Moysés Eduardo Zajdenweber1; Remo Turchetti Moraes2; Oswaldo Moura Brasil2

DOI: 10.1590/S0004-27492006000100023

RESUMO

Os autores descrevem um caso no qual o diagnóstico inicial, clínico e laboratorial, era compatível com quadro de toxocaríase ocular. Porém a evolução clínica somada a realização de exame histopatológico revelou diagnóstico diferente, demonstrando à importância do exame histopatológico, principalmente nos quadros em que o diagnóstico é presumido.

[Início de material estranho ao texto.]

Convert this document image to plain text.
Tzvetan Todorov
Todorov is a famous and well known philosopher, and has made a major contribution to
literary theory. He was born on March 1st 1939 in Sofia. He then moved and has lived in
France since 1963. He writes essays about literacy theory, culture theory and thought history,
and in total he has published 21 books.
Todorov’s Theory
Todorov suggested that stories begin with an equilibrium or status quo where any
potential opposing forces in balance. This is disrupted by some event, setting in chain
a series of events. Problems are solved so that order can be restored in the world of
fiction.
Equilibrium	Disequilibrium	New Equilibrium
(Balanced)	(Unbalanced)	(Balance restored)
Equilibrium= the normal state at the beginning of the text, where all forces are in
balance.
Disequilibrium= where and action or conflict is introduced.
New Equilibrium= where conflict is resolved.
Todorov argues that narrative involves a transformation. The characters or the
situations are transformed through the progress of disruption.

Descritores: Toxocaríase; Infecções oculares parasitárias; Granuloma; Uveíte; Biópsia; Diagnóstico diferencial; Relatos de casos

ABSTRACT

The Authors describe a case where the initial diagnosis, clinical and laboratorial, was compatible with ocular toxocariasis. Therefore the follow-up added to a histopathologic examination disclosed a different diagnosis, proving the importance of the histopathologic examination, mainly in presumable diagnostics.

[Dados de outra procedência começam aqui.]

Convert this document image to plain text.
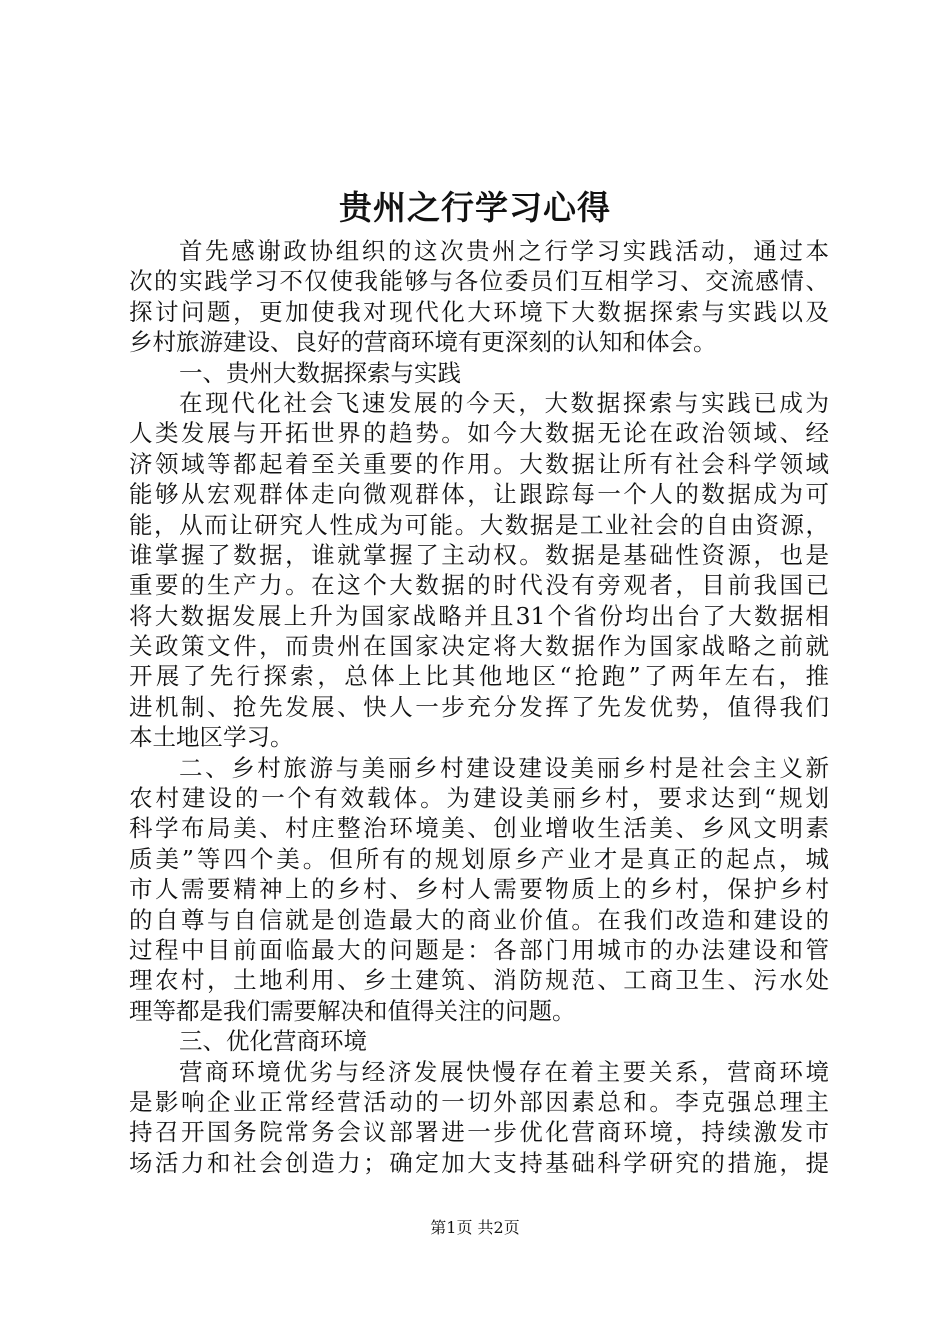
贵州之行学习心得
首先感谢政协组织的这次贵州之行学习实践活动，通过本
次的实践学习不仅使我能够与各位委员们互相学习、交流感情、
探讨问题，更加使我对现代化大环境下大数据探索与实践以及
乡村旅游建设、良好的营商环境有更深刻的认知和体会。
一、贵州大数据探索与实践
在现代化社会飞速发展的今天，大数据探索与实践已成为
人类发展与开拓世界的趋势。如今大数据无论在政治领域、经
济领域等都起着至关重要的作用。大数据让所有社会科学领域
能够从宏观群体走向微观群体，让跟踪每一个人的数据成为可
能，从而让研究人性成为可能。大数据是工业社会的自由资源，
谁掌握了数据，谁就掌握了主动权。数据是基础性资源，也是
重要的生产力。在这个大数据的时代没有旁观者，目前我国已
将大数据发展上升为国家战略并且31个省份均出台了大数据相
关政策文件，而贵州在国家决定将大数据作为国家战略之前就
开展了先行探索，总体上比其他地区“抢跑”了两年左右，推
进机制、抢先发展、快人一步充分发挥了先发优势，值得我们
本土地区学习。
二、乡村旅游与美丽乡村建设建设美丽乡村是社会主义新
农村建设的一个有效载体。为建设美丽乡村，要求达到“规划
科学布局美、村庄整治环境美、创业增收生活美、乡风文明素
质美”等四个美。但所有的规划原乡产业才是真正的起点，城
市人需要精神上的乡村、乡村人需要物质上的乡村，保护乡村
的自尊与自信就是创造最大的商业价值。在我们改造和建设的
过程中目前面临最大的问题是：各部门用城市的办法建设和管
理农村，土地利用、乡土建筑、消防规范、工商卫生、污水处
理等都是我们需要解决和值得关注的问题。
三、优化营商环境
营商环境优劣与经济发展快慢存在着主要关系，营商环境
是影响企业正常经营活动的一切外部因素总和。李克强总理主
持召开国务院常务会议部署进一步优化营商环境，持续激发市
场活力和社会创造力；确定加大支持基础科学研究的措施，提
第1页 共2页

Keywords: Toxocariasis; Eye infections, parasitic; Granuloma; Uveitis; Biopsy; Diagnosis, differential


 

 

INTRODUÇÃO

Toxocaríase é o termo clínico utilizado para designar a infecção do hospedeiro humano pelos nematódeos Toxocara canis ou Toxocara cati(1-2). Após a disseminação sistêmica, diversos órgãos podem ser alvo de infecção, sendo que o olho é amiúde acometido(1,3).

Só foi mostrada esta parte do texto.